ULMFiT - Russian

ademyanchuk · January 29, 2019, 4:03am

Hello. I’m working on ULMFiT for Russian language. I forked from GitHub - n-waves/multifit: The code to reproduce results from paper "MultiFiT: Efficient Multi-lingual Language Model Fine-tuning" https://arxiv.org/abs/1909.04761 and mostly inspired by @piotr.czapla work Multilingual ULMFiT

As for now:

pretrain language model from wiki-dump on 100M
finetune LM and experimenting on ruSentEval task (Анализ тональности) with different sizes of data samples and achieved ~ .98 F1 score (which is probably beat the benchmark), but only positive vs negative (data from http://study.mokoron.com/)
work on “Rusentiment” classification tas, which is multiclass and noisier than the previous one. I’ve performed some experiments and managed to replicate SOTA (~0.73 F1 score)

Benchmark

Type	Model	Dataset	Metric	Value
Language Model	ULMFiT	Russian Wikipedia	Perplexity	27.11
Classification	NN + FastText	Rusentiment	F1-score	0.728
Classification	ULMFiT	Rusentiment	F1-score	0.732

Training was performed with standard fastai tokenization.

My fork is GitHub - ademyanchuk/ulmfit-multilingual: Temporary repository used for collaboration on application of for multiple languages.. It has all readmes from parent repo and my experiments are in experiments folder. This work is on fastai v1. All notebooks are self-explanatory and have some comments. Feel free to ask questions, comment and provide suggestions.

Also, I would like to mention previous work

noisefield · January 29, 2019, 8:33am

Great!
It will be interesting to see your results on SentiRuEval-2016. I also trained a Russian language model on Wikipedia and tried to beat state of the art on it, but did not succeed.

ademyanchuk · January 29, 2019, 9:23am

Go ahead)) It might be I did some silly mistake there and that is why I get so good result. But at least, I couldn’t find any flow in the code myself.

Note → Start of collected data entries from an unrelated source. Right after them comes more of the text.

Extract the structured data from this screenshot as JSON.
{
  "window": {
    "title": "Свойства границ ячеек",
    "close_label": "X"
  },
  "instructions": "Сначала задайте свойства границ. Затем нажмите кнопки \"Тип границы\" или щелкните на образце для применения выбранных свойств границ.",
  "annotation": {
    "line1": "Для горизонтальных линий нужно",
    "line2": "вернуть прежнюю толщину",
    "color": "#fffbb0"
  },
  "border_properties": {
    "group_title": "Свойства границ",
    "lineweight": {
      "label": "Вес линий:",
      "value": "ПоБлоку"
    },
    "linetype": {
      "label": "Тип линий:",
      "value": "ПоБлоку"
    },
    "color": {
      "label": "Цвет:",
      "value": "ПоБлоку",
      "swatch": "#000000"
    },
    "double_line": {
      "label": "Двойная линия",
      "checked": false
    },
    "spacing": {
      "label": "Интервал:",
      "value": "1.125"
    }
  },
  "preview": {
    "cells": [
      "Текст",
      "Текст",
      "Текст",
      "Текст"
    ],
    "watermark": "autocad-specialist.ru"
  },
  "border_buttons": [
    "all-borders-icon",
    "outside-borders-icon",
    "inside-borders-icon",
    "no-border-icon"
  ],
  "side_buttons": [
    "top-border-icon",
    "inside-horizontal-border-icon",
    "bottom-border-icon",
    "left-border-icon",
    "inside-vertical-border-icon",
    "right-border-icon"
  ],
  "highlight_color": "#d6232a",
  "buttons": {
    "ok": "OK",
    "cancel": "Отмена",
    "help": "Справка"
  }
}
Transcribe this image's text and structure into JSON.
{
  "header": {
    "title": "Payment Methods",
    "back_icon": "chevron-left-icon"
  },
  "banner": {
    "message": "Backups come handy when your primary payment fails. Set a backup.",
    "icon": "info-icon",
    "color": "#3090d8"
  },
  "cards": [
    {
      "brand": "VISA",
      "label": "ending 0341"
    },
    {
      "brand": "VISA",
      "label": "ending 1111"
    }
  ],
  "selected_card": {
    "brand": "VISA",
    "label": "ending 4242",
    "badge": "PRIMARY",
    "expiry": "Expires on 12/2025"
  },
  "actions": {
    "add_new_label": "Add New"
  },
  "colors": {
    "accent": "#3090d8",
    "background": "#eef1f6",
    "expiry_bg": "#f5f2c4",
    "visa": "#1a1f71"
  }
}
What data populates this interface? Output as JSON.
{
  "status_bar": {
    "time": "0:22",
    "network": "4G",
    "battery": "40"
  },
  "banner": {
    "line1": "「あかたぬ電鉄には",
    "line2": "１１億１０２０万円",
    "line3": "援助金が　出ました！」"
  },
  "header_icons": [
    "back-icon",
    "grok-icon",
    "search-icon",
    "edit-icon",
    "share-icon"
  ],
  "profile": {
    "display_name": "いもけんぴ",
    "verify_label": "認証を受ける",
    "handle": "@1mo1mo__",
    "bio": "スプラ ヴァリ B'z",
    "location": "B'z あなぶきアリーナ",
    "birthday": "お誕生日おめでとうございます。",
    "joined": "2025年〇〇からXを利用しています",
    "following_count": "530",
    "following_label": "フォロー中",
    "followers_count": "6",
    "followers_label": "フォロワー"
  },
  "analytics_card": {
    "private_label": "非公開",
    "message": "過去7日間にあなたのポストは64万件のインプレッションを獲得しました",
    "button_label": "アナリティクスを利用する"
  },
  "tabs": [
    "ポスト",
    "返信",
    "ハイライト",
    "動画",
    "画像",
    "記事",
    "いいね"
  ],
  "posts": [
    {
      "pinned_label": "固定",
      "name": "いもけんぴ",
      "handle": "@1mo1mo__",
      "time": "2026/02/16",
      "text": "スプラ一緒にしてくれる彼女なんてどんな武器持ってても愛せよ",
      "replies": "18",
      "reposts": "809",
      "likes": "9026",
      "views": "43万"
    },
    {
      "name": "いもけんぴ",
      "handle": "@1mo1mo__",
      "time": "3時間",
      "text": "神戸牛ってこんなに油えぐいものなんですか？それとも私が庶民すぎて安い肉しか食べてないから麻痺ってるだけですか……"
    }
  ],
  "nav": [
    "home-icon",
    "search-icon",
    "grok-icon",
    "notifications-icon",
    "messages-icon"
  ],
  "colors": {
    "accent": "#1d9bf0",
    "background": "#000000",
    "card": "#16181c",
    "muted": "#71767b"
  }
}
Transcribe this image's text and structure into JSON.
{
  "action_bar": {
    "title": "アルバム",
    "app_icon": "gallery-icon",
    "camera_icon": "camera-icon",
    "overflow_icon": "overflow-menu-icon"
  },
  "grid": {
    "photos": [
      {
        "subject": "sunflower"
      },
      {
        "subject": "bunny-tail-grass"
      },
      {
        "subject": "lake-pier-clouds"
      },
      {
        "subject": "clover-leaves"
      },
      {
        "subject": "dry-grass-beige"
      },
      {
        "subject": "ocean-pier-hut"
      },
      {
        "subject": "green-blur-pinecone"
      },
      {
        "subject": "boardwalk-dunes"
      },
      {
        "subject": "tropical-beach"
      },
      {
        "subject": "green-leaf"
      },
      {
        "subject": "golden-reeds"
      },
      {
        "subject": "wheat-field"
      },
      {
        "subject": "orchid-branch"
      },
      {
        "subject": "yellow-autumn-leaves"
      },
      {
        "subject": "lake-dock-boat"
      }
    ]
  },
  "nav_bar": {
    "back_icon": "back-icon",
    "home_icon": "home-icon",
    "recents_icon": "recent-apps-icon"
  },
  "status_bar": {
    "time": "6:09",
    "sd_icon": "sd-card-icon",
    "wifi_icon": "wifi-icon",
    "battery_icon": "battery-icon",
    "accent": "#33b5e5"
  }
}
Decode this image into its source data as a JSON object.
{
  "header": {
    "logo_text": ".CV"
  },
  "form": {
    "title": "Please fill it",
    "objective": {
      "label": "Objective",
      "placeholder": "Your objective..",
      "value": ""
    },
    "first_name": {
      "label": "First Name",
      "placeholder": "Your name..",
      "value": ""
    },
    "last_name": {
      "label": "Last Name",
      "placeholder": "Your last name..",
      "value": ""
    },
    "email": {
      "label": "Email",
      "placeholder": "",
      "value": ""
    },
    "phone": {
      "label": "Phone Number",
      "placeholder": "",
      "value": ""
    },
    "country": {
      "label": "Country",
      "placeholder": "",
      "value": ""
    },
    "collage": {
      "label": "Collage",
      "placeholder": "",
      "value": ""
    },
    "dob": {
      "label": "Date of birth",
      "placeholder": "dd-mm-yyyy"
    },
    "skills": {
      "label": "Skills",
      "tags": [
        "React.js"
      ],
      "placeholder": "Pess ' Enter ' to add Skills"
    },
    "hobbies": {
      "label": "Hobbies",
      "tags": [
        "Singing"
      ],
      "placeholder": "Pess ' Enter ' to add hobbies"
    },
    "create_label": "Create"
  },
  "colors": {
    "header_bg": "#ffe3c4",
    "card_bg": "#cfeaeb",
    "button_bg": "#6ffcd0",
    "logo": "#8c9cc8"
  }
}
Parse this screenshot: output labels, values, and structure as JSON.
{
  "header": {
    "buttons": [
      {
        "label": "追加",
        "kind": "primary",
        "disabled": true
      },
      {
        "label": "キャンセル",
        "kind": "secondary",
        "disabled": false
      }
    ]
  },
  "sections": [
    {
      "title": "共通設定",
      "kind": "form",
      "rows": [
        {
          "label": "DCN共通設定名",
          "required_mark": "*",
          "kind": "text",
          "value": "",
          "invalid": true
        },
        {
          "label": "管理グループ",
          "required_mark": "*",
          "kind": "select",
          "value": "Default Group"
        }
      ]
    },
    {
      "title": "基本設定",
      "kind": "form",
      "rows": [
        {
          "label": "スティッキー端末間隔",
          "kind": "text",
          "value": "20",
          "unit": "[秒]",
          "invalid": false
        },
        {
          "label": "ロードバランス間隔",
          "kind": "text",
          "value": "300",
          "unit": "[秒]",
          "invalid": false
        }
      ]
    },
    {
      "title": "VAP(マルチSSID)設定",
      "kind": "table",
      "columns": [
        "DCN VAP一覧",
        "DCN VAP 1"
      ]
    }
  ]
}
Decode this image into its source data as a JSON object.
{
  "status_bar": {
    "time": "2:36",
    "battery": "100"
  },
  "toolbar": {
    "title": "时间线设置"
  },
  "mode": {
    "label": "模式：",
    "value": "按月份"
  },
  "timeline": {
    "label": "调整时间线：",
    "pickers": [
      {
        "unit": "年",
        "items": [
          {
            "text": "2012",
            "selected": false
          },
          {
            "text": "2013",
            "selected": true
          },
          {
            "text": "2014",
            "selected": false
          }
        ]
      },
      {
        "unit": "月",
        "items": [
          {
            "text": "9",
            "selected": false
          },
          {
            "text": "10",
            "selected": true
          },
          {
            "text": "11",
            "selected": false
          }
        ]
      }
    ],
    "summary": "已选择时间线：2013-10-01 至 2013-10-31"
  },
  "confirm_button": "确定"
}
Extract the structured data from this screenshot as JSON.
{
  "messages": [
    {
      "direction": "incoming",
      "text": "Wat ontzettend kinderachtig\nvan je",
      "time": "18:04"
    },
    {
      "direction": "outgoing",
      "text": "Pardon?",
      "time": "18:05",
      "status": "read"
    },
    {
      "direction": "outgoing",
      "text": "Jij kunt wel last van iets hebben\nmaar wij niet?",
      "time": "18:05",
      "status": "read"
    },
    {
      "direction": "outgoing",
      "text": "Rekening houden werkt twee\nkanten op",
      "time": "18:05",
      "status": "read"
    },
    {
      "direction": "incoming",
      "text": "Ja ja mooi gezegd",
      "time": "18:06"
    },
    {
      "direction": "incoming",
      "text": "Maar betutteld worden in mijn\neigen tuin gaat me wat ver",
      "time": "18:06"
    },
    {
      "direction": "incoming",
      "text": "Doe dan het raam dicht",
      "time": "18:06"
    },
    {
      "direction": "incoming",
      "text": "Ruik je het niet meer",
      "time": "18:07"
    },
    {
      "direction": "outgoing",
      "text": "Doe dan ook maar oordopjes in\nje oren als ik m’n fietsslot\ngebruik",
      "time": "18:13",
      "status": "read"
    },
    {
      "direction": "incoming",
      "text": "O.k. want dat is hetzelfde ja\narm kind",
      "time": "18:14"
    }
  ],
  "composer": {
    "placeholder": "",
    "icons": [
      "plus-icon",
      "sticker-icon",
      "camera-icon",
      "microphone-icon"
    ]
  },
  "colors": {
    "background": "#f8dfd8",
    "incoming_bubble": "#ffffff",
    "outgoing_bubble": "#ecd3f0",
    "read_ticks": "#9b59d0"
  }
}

noisefield · January 29, 2019, 9:42am

I mean, I have already conducted the experiment, and it failed I mean this task: https://drive.google.com/drive/folders/0BxlA8wH3PTUfV1F1UTBwVTJPd3c

ademyanchuk · January 29, 2019, 10:04am

Sorry, my previous message might be a bit confusing. I understand that you did experiments already. I meant that there might be some bugs in my code and it would be great if someone take a look on it)))

ademyanchuk · January 29, 2019, 10:12am

Actually, as for now, I only did positive/negative classification from all data which is located

, so I would continue my work and try multiclass as in the original task (that was my mistake - I didn’t understand originfl task, now I see).

noisefield · January 30, 2019, 11:43am

By the way, what perplexity did you manage to achieve?

ademyanchuk · January 30, 2019, 2:50pm

I’m a bit newbie in all that. But according to Jeremy, given the default loss function for training language model, we can roughly compute perplexity with exp(valid_loss). If it’s correct I achieved perplexity ~28 for wiki language model and ~62 on finetuning of LM.
Now I’m working on fine-tuning LM with the much bigger dataset (near 2 millions of tweets). Hope it would be better.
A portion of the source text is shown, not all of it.